Tiles can floor marble

With property markets slowing, the demand for premium flooring is muted



For the marble industry in India, it is no more a smooth ride. The segment is facing hard times due to the weakness in the property market, especially the luxury segment, which has traditionally accounted for a good portion of demand.

The ever increasing competition from the tile industry has also dented the beautiful stone’s market share. Marble — still the preferred choice for home owners — is now primarily used in the ultra luxury segment, says Surendra Hiranandani, Founder and Managing Director, House of Hiranandani.

Tile preference

Property developers have been turning to tile-flooring of late, due to four main reasons. One, the cost of a finished marble floor is about ₹700 per sq ft — this is three-five times more expensive than good quality tiles. There is also ample availability of high-grade tiles, both imported and local, with a wide choice of shades and designs.

Two, the cost of laying marble floors is high and is increasing. Unlike a tile floor that is easy to install, laying a marble floor is a labour-intensive process. To get a shiny finish, the floor needs to be polished five to seven times using different grinding stones. As skilled labour costs are high and are on the uptrend, this can add up to 25 per cent to the overall flooring cost.

Three, the manual process also increases the time taken to complete the flooring. Non-availability of marble of your choice can add to delays. “Marble is a natural stone and it is not easy to get identical colour and quality. It becomes even more difficult when you have to procure material without much variation for a really large project,” says Hiranandani.

Four, the bulk of Indian marble demand is met through imports, causing price uncertainty. Italy is the primary source, accounting for nearly half of the supply in 2012-13. Turkey, which offers 80 types and 400 colours and patterns of marble, has a 22 per cent share of Indian marble imports. The price of imported marble has been on the uptrend.

For instance, Italian stone prices have risen 30 per cent in the last five years, touching €3,000 a tonne.
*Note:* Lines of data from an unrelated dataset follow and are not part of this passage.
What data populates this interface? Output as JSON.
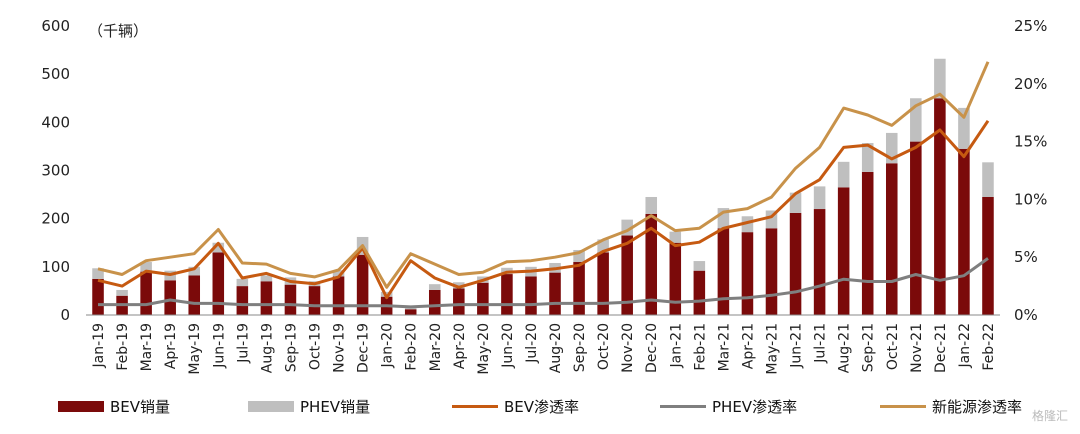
{
  "chart_data": {
    "type": "bar",
    "unit_label": "（千辆）",
    "categories": [
      "Jan-19",
      "Feb-19",
      "Mar-19",
      "Apr-19",
      "May-19",
      "Jun-19",
      "Jul-19",
      "Aug-19",
      "Sep-19",
      "Oct-19",
      "Nov-19",
      "Dec-19",
      "Jan-20",
      "Feb-20",
      "Mar-20",
      "Apr-20",
      "May-20",
      "Jun-20",
      "Jul-20",
      "Aug-20",
      "Sep-20",
      "Oct-20",
      "Nov-20",
      "Dec-20",
      "Jan-21",
      "Feb-21",
      "Mar-21",
      "Apr-21",
      "May-21",
      "Jun-21",
      "Jul-21",
      "Aug-21",
      "Sep-21",
      "Oct-21",
      "Nov-21",
      "Dec-21",
      "Jan-22",
      "Feb-22"
    ],
    "y_left": {
      "ticks": [
        "0",
        "100",
        "200",
        "300",
        "400",
        "500",
        "600"
      ],
      "ylim": [
        0,
        600
      ]
    },
    "y_right": {
      "ticks": [
        "0%",
        "5%",
        "10%",
        "15%",
        "20%",
        "25%"
      ],
      "ylim": [
        0,
        25
      ]
    },
    "stacked": true,
    "series": [
      {
        "name": "BEV销量",
        "kind": "bar",
        "axis": "left",
        "color": "#7B0A0A",
        "values": [
          75,
          40,
          90,
          72,
          82,
          130,
          60,
          70,
          63,
          60,
          80,
          125,
          38,
          12,
          52,
          55,
          67,
          85,
          80,
          88,
          110,
          130,
          165,
          210,
          150,
          92,
          180,
          172,
          180,
          212,
          220,
          265,
          297,
          315,
          360,
          450,
          345,
          245
        ]
      },
      {
        "name": "PHEV销量",
        "kind": "bar",
        "axis": "left",
        "color": "#BFBFBF",
        "values": [
          22,
          12,
          20,
          20,
          18,
          20,
          15,
          12,
          15,
          10,
          13,
          37,
          10,
          6,
          12,
          13,
          13,
          13,
          20,
          20,
          25,
          27,
          33,
          35,
          23,
          20,
          42,
          33,
          37,
          42,
          47,
          53,
          60,
          63,
          90,
          82,
          85,
          72
        ]
      },
      {
        "name": "BEV渗透率",
        "kind": "line",
        "axis": "right",
        "color": "#C65A11",
        "values": [
          3.0,
          2.5,
          3.8,
          3.5,
          4.0,
          6.2,
          3.2,
          3.6,
          2.9,
          2.7,
          3.3,
          5.8,
          1.5,
          4.7,
          3.2,
          2.4,
          3.0,
          3.7,
          3.8,
          4.0,
          4.3,
          5.5,
          6.2,
          7.5,
          6.0,
          6.3,
          7.5,
          8.0,
          8.5,
          10.5,
          11.7,
          14.5,
          14.7,
          13.5,
          14.5,
          16.0,
          13.7,
          16.8
        ]
      },
      {
        "name": "PHEV渗透率",
        "kind": "line",
        "axis": "right",
        "color": "#7F7F7F",
        "values": [
          0.9,
          0.9,
          0.9,
          1.3,
          1.0,
          1.0,
          0.9,
          0.9,
          0.9,
          0.8,
          0.8,
          0.8,
          0.8,
          0.7,
          0.8,
          0.9,
          0.9,
          0.9,
          0.9,
          1.0,
          1.0,
          1.0,
          1.1,
          1.3,
          1.1,
          1.2,
          1.4,
          1.5,
          1.7,
          2.0,
          2.5,
          3.1,
          2.9,
          2.9,
          3.5,
          3.0,
          3.4,
          4.9
        ]
      },
      {
        "name": "新能源渗透率",
        "kind": "line",
        "axis": "right",
        "color": "#C8924A",
        "values": [
          4.0,
          3.5,
          4.7,
          5.0,
          5.3,
          7.4,
          4.5,
          4.4,
          3.6,
          3.3,
          3.9,
          6.0,
          2.4,
          5.3,
          4.4,
          3.5,
          3.7,
          4.6,
          4.7,
          5.0,
          5.4,
          6.5,
          7.3,
          8.6,
          7.3,
          7.5,
          8.9,
          9.2,
          10.2,
          12.7,
          14.5,
          17.9,
          17.3,
          16.4,
          18.1,
          19.1,
          17.1,
          21.9
        ]
      }
    ]
  },
  "watermark": "格隆汇"
}
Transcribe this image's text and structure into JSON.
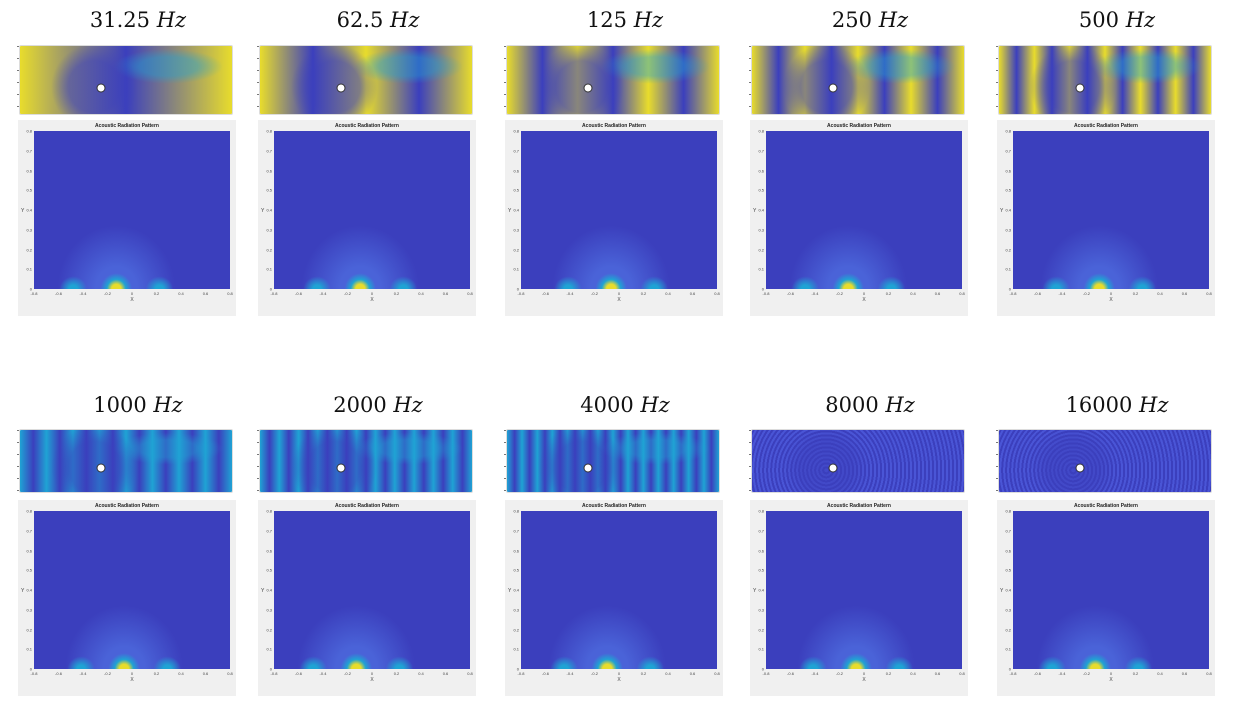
{
  "figure": {
    "panel_title": "Acoustic Radiation Pattern",
    "x_axis_label": "X",
    "y_axis_label": "Y",
    "x_ticks": [
      "-0.8",
      "-0.6",
      "-0.4",
      "-0.2",
      "0",
      "0.2",
      "0.4",
      "0.6",
      "0.8"
    ],
    "y_ticks": [
      "0",
      "0.1",
      "0.2",
      "0.3",
      "0.4",
      "0.5",
      "0.6",
      "0.7",
      "0.8"
    ],
    "unit": "Hz",
    "frequencies": [
      "31.25",
      "62.5",
      "125",
      "250",
      "500",
      "1000",
      "2000",
      "4000",
      "8000",
      "16000"
    ],
    "colors": {
      "low": "#3b3fbd",
      "mid": "#1fa3d4",
      "high": "#e8dc2c",
      "peak": "#f3a531",
      "panel_bg": "#f0f0f0"
    }
  }
}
Import duties, currency variations and delays in clearances add to the cost of imported marble.

Locally, marble is available in Rajasthan, Jammu and Kashmir and Gujarat, with Rajasthan being the primary source. The Indian Bureau of Mines estimates that the country has total reserves of 1,931 million tonnes of marble. Nearly 64 and 21 per cent of the known reserves are found in Rajasthan and Jammu and Kashmir, respectively. Overall, the Indian marble industry produced ₹1,600 crore worth of stones in 2011-12, according to data from the Ministry of Mines.

Rajasthan is home to 95 per cent of the total marble processing units in the country and a vast reserve of 1,100 million tonnes of good quality marble, according to the Rajasthan department of mines and geology.

The Bureau of Indian Standards classifies marble into 10 groups based on colour, shade and pattern and the State has all the varieties ranging from plain white to pink, green and brown marbles. One popular variety is the Makrana marble, mined from a village with the same name in Nagaur district, Rajasthan. About 56 million tonnes of deposit are estimated to be available in the 400 mines in the Aravalli range. Nearly 120 thousand tonnes of marble are estimated to be produced from the region every year.

Ravi Meghwal, CEO of RK Marbles, Makrana, says that the marble is exported to West Asia and Canada. There are no restrictions in exporting the stones.

Import issues

Even though local supply is available, it is not sufficient to meet the demand. This is especially true for white marble. Domestic demand is estimated at 48 million tonnes compared with local supplies of about 12 million tonnes a year.

Marble is imported from Germany, Italy, Afghanistan and Turkey, but there are restrictions. For instance, there is a licensing system with annual quotas that restrict the amount of imports. The current policy, which was notified in November 2014, limits the maximum import to six lakh tonnes and the minimum import price is set at $325 a tonne. The restrictions have been challenged by the European Union at the World Trade Organization.

Additionally, only units that have been in operation for five years as of March 2013 and have a cumulative turnover of over ₹5 crore during 2008-12 can import.

This is said to be hurting smaller players.

Price and outlook

Due to abundant supply and lacklustre demand, marble prices have remained subdued in the last five years, says Meghwal.

Even as imported unfinished marble costs increased, local distributors and manufacturers maintained prices due to low demand. Things may not improve in the near term and the share of marble flooring may continue to decrease, feels Hiranandani. Also, the industry is highly fragmented. This is limiting the pricing power of the stone miners and distributors.